24/02/2026

94 anos do voto feminino: democracia se fortalece com mulheres nos espaços de decisão. Por Luciane Ceretta

Artigo de Luciane Bisognin Ceretta, secretária da Educação de SC

Há 94 anos, o Brasil reconheceu às mulheres o direito ao voto. Um marco civilizatório. Um passo decisivo para que deixássemos de ser espectadoras da história e nos tornássemos protagonistas do destino coletivo. Mas a história mostra que conquistas legais não encerram lutas sociais. Elas abrem novos capítulos.

O direito ao voto garantiu às mulheres a condição formal de cidadania. Ainda assim, quase um século depois, permanece uma pergunta necessária: estamos, de fato, ocupando os espaços de poder?

Democracia não se resume à possibilidade de votar. Ela se fortalece quando diferentes vozes participam das decisões que impactam a vida de todos. Se consolida quando mulheres estão presentes nas mesas onde políticas públicas são formuladas, orçamentos são definidos e prioridades são estabelecidas. Ainda somos minoria em muitos desses ambientes.

E quando decidimos ocupar esses lugares, enfrentamos barreiras que não se apresentam da mesma forma aos homens. A violência política contra mulheres é uma realidade concreta. Ela aparece na tentativa de deslegitimar, silenciar, constranger e intimidar. Muitas vezes, não se questiona a competência. Questiona-se o direito de estar ali.

Mulheres firmes são chamadas de duras. Mulheres assertivas recebem rótulos que não seriam atribuídos a lideranças masculinas. Mulheres que entregam resultados são tratadas como exceção, quando representam uma geração preparada, qualificada e comprometida com o serviço público. Essa violência não atinge apenas indivíduos. Ela fragiliza a própria democracia.

Como gestora e educadora, acredito que a transformação começa pela formação. A escola é o espaço onde aprendemos sobre direitos, deveres, respeito e convivência. É ali que se constrói a cultura democrática que desejamos ver refletida nas instituições.

Educar meninas para reconhecerem sua capacidade de liderança e educar meninos para compreenderem o valor da igualdade não é pauta secundária. É um compromisso com o futuro.

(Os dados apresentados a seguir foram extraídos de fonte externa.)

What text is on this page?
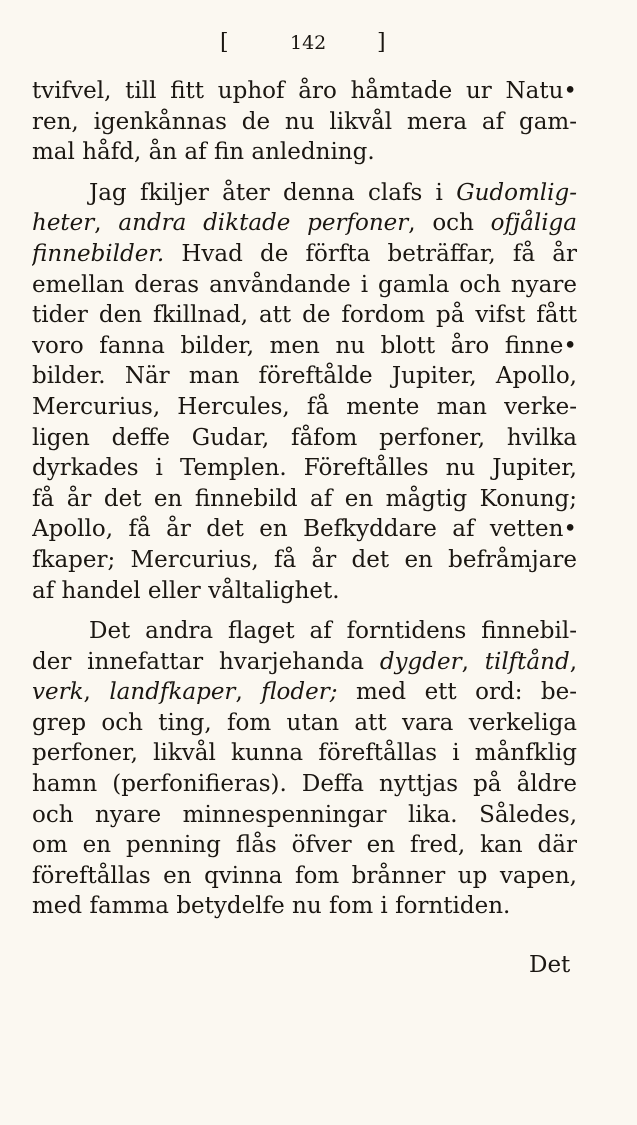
[	142 ]
tvifvel, till fitt uphof åro håmtade ur Natu•
ren, igenkånnas de nu likvål mera af gam-
mal håfd, ån af fin anledning.
Jag fkiljer åter denna clafs i Gudomlig-
heter, andra diktade perfoner, och ofjåliga
finnebilder. Hvad de förfta beträffar, få år
emellan deras anvåndande i gamla och nyare
tider den fkillnad, att de fordom på vifst fått
voro fanna bilder, men nu blott åro finne•
bilder. När man föreftålde Jupiter, Apollo,
Mercurius, Hercules, få mente man verke-
ligen deffe Gudar, fåfom perfoner, hvilka
dyrkades i Templen. Föreftålles nu Jupiter,
få år det en finnebild af en mågtig Konung;
Apollo, få år det en Befkyddare af vetten•
fkaper; Mercurius, få år det en befråmjare
af handel eller våltalighet.
Det andra flaget af forntidens finnebil-
der innefattar hvarjehanda dygder, tilftånd,
verk, landfkaper, floder; med ett ord: be-
grep och ting, fom utan att vara verkeliga
perfoner, likvål kunna föreftållas i månfklig
hamn (perfonifieras). Deffa nyttjas på åldre
och nyare minnespenningar lika. Således,
om en penning flås öfver en fred, kan där
föreftållas en qvinna fom brånner up vapen,
med famma betydelfe nu fom i forntiden.
Det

Quando uma mulher ocupa um espaço de decisão, ela não representa apenas a si mesma. Ela amplia horizontes. Sinaliza às meninas que é possível. Reforça que competência não tem gênero.
Não basta poder votar. É preciso garantir que as mulheres possam ser votadas, respeitadas e legitimadas.

É fundamental assegurar que tenham condições reais de participar da vida pública sem sofrer ataques por aquilo que são. Precisamos consolidar ambientes institucionais onde a divergência seja política, nunca pessoal. Onde o debate seja de ideias, nunca de intimidação. A democracia amadurece quando o poder é compartilhado.

Primeira deputada federal eleita, Carlota Pereira de Queirós participou da Assembleia Constituinte 1934–1935 / Foto: Domínio Público

Celebrar os 94 anos do voto feminino é reconhecer o caminho percorrido e reafirmar a responsabilidade de avançar. Ainda há portas a serem abertas por completo. Ainda há espaços que precisam refletir melhor a diversidade da sociedade que representam.

Seguiremos trabalhando para que meninas e mulheres conheçam seus direitos e exerçam plenamente sua cidadania, com voz, presença e respeito.

Democracia de verdade se constrói com participação. E participação plena exige mulheres nos espaços de decisão.